Note: matching brackets can have different arguments.


Function Description
* Current dereference: given a pointer, return a pointer with address=the pointed-at integer and time=the current time.
@ Absolute dereference: given 2 pointers, return a pointer with address=the first pointed-at integer and time=the second pointed-at integer.
^ Relative dereference: given 2 pointers, return a pointer with address=the first pointed-at integer and time=the current time + the second pointed-at integer.
(address) A pointer to address at the current time, with address ranging from -4 to -1 inclusive.
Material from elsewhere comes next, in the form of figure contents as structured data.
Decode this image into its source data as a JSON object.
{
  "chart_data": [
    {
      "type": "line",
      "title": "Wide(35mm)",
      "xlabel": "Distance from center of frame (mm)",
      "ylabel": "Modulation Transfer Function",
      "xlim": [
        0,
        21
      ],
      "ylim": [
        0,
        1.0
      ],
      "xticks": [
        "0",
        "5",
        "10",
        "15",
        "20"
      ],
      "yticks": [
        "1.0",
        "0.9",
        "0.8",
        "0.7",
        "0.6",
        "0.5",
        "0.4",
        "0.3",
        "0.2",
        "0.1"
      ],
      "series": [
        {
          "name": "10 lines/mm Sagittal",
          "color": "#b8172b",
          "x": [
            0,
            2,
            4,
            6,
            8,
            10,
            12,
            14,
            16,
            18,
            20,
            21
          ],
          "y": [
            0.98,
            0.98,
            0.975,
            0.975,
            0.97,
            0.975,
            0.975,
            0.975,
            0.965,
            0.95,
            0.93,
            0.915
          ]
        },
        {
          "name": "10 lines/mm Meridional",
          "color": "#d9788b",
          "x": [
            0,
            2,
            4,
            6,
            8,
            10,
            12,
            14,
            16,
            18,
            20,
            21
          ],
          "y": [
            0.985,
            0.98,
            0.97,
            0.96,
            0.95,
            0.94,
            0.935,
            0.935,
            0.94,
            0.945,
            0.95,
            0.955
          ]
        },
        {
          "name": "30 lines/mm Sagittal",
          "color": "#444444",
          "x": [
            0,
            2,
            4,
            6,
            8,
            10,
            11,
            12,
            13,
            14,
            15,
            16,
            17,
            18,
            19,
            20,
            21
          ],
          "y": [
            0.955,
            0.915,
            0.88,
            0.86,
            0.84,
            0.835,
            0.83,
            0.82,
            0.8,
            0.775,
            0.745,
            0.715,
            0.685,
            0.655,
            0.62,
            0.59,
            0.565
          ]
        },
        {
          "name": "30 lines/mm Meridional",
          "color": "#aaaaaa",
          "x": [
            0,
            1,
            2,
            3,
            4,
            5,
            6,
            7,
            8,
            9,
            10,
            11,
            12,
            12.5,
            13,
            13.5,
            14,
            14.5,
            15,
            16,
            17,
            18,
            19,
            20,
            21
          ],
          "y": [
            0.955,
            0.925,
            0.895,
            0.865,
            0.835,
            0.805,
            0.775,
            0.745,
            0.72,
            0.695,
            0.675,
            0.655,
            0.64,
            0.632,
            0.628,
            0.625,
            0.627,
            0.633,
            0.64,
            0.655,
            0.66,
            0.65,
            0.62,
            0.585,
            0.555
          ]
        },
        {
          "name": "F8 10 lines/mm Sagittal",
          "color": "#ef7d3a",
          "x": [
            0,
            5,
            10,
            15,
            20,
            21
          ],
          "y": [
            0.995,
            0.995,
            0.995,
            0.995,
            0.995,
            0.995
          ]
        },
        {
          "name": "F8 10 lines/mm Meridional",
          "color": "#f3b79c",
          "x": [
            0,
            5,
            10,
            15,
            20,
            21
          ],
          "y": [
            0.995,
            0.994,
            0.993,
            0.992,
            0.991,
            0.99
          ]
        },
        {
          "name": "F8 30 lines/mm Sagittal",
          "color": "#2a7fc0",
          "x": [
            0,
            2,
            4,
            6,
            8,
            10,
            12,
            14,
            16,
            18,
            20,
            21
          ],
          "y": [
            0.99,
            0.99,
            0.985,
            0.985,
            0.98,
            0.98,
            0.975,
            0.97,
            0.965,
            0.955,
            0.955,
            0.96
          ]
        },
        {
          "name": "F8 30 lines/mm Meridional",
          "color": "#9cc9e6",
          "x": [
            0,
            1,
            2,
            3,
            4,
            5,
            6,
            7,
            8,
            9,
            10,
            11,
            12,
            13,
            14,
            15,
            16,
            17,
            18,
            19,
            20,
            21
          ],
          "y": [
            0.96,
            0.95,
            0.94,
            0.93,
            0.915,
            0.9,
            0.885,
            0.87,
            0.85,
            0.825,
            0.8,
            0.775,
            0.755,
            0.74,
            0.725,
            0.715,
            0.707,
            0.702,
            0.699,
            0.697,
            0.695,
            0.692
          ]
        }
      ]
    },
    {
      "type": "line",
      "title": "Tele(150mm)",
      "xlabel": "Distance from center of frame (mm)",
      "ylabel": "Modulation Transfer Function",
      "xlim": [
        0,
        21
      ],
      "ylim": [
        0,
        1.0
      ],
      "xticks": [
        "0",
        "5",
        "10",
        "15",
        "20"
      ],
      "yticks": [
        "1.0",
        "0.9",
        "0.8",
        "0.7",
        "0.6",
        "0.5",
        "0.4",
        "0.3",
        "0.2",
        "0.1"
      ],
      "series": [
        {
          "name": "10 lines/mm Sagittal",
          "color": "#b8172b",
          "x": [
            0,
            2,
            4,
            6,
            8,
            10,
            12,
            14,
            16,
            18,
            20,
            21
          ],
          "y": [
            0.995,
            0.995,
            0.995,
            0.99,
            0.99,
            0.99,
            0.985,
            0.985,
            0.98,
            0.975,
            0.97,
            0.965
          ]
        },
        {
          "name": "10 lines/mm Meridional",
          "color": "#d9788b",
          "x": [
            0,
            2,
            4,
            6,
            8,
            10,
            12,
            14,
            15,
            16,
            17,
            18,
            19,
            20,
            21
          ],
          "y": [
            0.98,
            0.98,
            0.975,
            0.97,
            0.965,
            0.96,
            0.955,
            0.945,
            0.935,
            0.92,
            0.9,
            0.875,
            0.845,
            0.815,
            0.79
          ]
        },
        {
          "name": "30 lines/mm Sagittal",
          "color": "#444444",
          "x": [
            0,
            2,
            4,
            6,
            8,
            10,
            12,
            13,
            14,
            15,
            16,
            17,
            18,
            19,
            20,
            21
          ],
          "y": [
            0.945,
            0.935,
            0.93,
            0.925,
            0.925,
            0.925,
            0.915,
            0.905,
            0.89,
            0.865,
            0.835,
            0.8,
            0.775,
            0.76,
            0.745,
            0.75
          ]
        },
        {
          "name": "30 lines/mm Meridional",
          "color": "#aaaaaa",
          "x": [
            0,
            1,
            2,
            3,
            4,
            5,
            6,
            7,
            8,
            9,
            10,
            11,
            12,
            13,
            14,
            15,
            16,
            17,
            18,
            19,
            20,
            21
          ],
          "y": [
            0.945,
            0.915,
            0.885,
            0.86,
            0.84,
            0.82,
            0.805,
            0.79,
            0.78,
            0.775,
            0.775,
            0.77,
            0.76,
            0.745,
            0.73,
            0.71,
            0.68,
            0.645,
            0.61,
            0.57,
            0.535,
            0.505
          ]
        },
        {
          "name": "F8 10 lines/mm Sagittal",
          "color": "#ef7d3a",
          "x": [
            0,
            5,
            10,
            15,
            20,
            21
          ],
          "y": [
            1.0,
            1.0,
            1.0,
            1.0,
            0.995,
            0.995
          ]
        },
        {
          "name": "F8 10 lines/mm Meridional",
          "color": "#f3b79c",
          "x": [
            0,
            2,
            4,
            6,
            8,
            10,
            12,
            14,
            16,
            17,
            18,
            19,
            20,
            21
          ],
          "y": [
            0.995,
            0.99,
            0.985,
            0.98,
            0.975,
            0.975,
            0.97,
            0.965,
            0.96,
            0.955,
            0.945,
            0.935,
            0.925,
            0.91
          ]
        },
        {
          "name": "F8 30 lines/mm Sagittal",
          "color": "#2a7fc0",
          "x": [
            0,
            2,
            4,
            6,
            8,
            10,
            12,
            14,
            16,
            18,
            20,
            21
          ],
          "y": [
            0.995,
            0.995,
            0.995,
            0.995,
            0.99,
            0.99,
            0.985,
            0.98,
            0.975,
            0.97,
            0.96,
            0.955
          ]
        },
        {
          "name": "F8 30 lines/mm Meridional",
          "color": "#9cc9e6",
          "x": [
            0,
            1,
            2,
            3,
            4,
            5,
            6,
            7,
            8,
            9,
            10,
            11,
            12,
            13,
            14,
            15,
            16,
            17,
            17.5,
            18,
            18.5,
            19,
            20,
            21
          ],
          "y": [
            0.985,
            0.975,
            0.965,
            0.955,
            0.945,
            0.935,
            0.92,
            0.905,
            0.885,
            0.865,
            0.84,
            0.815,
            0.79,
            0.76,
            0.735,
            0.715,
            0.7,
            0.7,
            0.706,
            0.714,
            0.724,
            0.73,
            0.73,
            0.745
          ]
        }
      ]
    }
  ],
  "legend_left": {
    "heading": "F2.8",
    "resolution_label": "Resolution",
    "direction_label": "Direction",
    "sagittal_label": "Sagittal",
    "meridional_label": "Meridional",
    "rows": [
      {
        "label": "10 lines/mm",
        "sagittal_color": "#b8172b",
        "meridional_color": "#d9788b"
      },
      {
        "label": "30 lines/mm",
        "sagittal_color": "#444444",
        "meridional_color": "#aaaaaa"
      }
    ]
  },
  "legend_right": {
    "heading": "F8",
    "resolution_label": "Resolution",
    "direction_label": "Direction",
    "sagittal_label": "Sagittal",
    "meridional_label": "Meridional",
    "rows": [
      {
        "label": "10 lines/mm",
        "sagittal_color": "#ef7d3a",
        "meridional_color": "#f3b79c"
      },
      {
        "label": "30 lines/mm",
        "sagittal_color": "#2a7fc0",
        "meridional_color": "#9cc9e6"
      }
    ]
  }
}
Reading commands from memory

To translate integers to commands, every command and function has a corresponding nibble:

Nibble Command/Function
0 nop
1 mov
2 inc
3 dec
4 input
5 output
6 [
7 ]
8 *
9 @
A ^
B (-4)
C (-3)
D (-2)
E (-1)
F halt

Each integer is interpreted as one command, as follows:

  1. Write the integer in hexadecimal. If it is 0 or positive, 0s extend infinitely to the left. If it is negative, it is represented in 2’s complement, and Fs extend infinitely to the left.
  2. Find the right-most command nibble. Since 0 and F are both command nibbles, this is always possible.
  3. Treat everything to its right as its argument(s). A syntax error causes undefined behavior.

Computational class

If you ignore time viruses, Selmotic is probably Turing-complete, due to similarities with brainfuck. It's unclear whether time travel allows a language to be super-Turing; see Talk:TwoDucks for further discussion on this.

However, all that is undermined by the possibility of a time virus. It would work like a regular computer virus by replicating itself, but it would be able to send itself to the past, thereby bringing itself into existence without anyone needing to create it. It could then interfere with the intended function of your code. It's not known what the probability of this happening is, or whether there's a way to make code resistant or immune to it. No specific examples of a time virus have been found.